DeLay Faces Lengthy Inquiry

WASHINGTON — After months of published reports raising questions about his overseas travels, House Majority Leader Tom DeLay (R-Texas) says he is looking forward to proving his innocence to a revived House ethics committee.

But even if the panel begins immediately, it is expected to take six months to a year to complete an investigation into DeLay's conduct -- and there is no guarantee that either the House majority leader or the committee will emerge unscathed, legal experts say.

"In this case, the stakes are particularly high, both for Mr. DeLay, given his history of ethics lapses, and for this committee," said Kathleen Clark, a law professor at Washington University in St. Louis who specializes in legal and government ethics.

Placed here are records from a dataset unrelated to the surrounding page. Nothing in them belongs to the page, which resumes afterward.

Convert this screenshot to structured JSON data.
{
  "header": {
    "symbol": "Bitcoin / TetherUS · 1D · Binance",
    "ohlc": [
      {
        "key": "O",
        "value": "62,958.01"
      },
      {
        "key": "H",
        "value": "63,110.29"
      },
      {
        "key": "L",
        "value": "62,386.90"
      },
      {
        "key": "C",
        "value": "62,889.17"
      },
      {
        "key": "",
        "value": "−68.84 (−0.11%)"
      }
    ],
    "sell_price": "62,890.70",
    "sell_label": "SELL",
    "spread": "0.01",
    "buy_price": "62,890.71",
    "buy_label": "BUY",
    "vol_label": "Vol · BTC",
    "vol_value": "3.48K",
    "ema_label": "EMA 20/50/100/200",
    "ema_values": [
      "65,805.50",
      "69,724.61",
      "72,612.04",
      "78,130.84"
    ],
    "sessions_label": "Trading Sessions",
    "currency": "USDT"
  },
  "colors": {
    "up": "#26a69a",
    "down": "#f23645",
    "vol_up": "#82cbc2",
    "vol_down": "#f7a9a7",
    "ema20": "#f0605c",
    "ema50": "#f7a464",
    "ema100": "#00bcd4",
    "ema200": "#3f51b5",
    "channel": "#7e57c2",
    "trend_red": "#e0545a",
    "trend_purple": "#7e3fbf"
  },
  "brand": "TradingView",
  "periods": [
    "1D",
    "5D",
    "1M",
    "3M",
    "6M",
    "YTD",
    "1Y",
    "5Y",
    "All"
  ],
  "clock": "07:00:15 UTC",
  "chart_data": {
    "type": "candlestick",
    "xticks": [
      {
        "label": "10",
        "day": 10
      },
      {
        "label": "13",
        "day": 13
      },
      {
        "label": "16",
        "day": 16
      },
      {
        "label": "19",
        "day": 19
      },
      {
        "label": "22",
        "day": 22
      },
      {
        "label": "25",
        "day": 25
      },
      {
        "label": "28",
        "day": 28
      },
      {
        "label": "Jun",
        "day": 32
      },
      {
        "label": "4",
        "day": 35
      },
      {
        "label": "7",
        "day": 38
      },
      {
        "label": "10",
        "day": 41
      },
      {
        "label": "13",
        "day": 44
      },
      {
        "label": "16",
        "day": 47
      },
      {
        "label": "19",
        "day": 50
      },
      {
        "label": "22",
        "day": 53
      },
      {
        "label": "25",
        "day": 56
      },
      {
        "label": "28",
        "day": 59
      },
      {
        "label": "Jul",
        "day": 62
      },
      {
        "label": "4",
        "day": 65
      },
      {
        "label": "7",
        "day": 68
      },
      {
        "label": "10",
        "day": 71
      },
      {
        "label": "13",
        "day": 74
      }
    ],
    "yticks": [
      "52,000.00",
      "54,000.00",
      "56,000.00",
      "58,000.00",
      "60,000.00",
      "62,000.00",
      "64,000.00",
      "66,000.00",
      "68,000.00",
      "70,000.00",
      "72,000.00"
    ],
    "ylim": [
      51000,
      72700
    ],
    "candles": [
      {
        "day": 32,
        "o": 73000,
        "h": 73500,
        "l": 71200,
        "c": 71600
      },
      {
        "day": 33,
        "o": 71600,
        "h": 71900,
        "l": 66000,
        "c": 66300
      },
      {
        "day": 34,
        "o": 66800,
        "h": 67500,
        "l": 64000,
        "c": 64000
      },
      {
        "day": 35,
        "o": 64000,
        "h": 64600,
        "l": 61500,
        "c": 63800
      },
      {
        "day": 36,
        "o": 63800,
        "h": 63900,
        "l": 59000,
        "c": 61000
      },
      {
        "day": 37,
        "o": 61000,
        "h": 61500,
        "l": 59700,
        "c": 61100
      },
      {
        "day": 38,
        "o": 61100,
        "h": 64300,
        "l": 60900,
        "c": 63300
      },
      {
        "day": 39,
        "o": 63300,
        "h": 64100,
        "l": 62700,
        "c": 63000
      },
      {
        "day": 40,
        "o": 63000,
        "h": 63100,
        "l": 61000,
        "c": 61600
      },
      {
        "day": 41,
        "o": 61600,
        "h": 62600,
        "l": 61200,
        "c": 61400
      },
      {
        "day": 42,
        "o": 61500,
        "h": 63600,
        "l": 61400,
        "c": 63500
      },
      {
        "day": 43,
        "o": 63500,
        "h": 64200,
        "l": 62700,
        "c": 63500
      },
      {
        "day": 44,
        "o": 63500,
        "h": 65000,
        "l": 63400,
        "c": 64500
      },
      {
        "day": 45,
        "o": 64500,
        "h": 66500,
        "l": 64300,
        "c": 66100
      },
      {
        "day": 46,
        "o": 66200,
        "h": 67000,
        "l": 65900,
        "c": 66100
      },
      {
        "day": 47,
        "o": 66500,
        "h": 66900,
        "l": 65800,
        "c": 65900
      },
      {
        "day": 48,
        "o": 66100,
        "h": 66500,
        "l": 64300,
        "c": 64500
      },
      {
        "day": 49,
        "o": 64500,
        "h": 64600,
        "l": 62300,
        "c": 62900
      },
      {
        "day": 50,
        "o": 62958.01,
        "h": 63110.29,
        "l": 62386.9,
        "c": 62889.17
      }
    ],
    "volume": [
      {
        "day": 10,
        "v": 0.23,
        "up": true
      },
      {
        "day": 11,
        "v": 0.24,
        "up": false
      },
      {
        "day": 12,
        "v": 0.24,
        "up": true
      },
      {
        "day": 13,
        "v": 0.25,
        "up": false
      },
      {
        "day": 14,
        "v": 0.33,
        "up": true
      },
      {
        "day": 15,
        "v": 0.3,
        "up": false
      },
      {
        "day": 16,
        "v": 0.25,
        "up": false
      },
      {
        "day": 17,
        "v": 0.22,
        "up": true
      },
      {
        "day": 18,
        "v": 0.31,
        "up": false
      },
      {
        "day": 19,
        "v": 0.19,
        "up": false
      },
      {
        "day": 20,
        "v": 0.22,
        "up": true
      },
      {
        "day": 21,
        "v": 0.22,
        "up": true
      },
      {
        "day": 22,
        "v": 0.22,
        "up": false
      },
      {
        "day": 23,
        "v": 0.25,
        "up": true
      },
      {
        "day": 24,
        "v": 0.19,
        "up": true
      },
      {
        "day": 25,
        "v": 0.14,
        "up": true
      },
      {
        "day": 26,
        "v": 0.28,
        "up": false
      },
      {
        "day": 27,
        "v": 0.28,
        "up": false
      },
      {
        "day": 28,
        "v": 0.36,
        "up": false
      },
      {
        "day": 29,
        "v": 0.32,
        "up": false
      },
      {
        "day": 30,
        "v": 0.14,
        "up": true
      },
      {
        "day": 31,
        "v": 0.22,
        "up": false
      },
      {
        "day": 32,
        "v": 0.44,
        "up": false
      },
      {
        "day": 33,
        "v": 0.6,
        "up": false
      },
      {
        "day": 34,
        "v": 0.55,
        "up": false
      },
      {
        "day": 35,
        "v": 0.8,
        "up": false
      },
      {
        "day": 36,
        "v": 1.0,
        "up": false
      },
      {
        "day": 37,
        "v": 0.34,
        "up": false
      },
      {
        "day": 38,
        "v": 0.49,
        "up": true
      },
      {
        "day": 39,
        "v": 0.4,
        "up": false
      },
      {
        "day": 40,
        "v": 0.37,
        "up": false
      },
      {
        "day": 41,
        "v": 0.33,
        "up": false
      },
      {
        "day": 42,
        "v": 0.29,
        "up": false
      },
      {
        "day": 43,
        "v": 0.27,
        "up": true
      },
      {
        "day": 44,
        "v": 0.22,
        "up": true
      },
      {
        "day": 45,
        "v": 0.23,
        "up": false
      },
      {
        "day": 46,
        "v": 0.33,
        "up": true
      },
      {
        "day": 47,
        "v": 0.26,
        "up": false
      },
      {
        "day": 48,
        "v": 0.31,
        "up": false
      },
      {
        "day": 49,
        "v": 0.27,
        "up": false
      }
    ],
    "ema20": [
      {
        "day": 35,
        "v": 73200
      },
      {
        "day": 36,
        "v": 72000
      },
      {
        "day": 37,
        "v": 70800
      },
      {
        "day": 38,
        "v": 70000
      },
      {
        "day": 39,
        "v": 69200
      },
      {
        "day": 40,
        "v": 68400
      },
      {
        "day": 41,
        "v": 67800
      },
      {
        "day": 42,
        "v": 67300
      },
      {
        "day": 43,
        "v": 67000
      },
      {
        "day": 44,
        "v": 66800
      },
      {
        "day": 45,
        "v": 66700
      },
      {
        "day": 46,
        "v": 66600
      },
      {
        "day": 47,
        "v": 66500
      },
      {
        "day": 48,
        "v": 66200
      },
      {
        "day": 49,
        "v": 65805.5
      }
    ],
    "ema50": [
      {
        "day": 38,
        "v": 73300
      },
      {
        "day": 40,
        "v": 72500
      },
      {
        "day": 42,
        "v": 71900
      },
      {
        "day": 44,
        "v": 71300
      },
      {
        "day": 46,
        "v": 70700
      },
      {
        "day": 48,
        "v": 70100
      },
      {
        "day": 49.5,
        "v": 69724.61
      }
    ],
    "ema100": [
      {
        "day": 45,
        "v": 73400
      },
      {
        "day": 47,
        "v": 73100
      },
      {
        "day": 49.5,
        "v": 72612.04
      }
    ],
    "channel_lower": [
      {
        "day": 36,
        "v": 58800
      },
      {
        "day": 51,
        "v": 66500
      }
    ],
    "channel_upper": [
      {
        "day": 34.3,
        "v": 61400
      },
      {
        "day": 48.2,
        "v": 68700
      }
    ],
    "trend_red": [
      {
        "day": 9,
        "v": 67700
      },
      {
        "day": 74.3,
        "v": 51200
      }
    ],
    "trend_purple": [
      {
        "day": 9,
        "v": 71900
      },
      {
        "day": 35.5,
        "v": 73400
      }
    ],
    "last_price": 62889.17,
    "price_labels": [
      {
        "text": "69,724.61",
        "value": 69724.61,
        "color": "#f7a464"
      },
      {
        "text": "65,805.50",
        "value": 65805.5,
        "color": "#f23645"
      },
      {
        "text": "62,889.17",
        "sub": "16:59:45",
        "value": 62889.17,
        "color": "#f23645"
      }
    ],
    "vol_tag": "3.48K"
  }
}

She says the public will want to know this: "Will the committee be able to act in a bipartisan manner in the way that it has in the past?"

On Wednesday, DeLay characterized the forthcoming inquiry by the House Committee on Standards of Official Conduct as not so much a formal investigation of him, but as a chance to answer questions about his conduct while helping to guide the committee to clarify its rules on travel and gifts.

Asked whether he thought the existing rules were clear, he responded: "No, obviously not."

Experts say DeLay is likely to find himself entangled in a process that will be lengthy and carried out largely in secret -- and it will be committee members, not DeLay, who will shape the scope of the investigation.

In order to establish its credibility, the panel "needs to take hold of this case and decide how it is going to proceed," said Kenneth A. Gross, a Washington lawyer who has informally advised legislators under investigation by the ethics committee.

If the DeLay investigation "is going to have any credibility," he said in a interview Thursday, "it needs to be shaped and controlled by the committee with some orderly process."

Under the most likely scenario, Reps. Doc Hastings (R-Wash.), the panel chairman, and Alan B. Mollohan of West Virginia, the ranking Democrat on the committee, will review the news reports and jointly notify DeLay that he is the subject of a preliminary investigation. At that point, Hastings and Mollohan may informally question DeLay and others.

If that informal inquiry raises enough questions, the full committee will be asked to vote to form an investigative subcommittee with the power to subpoena witnesses and documents.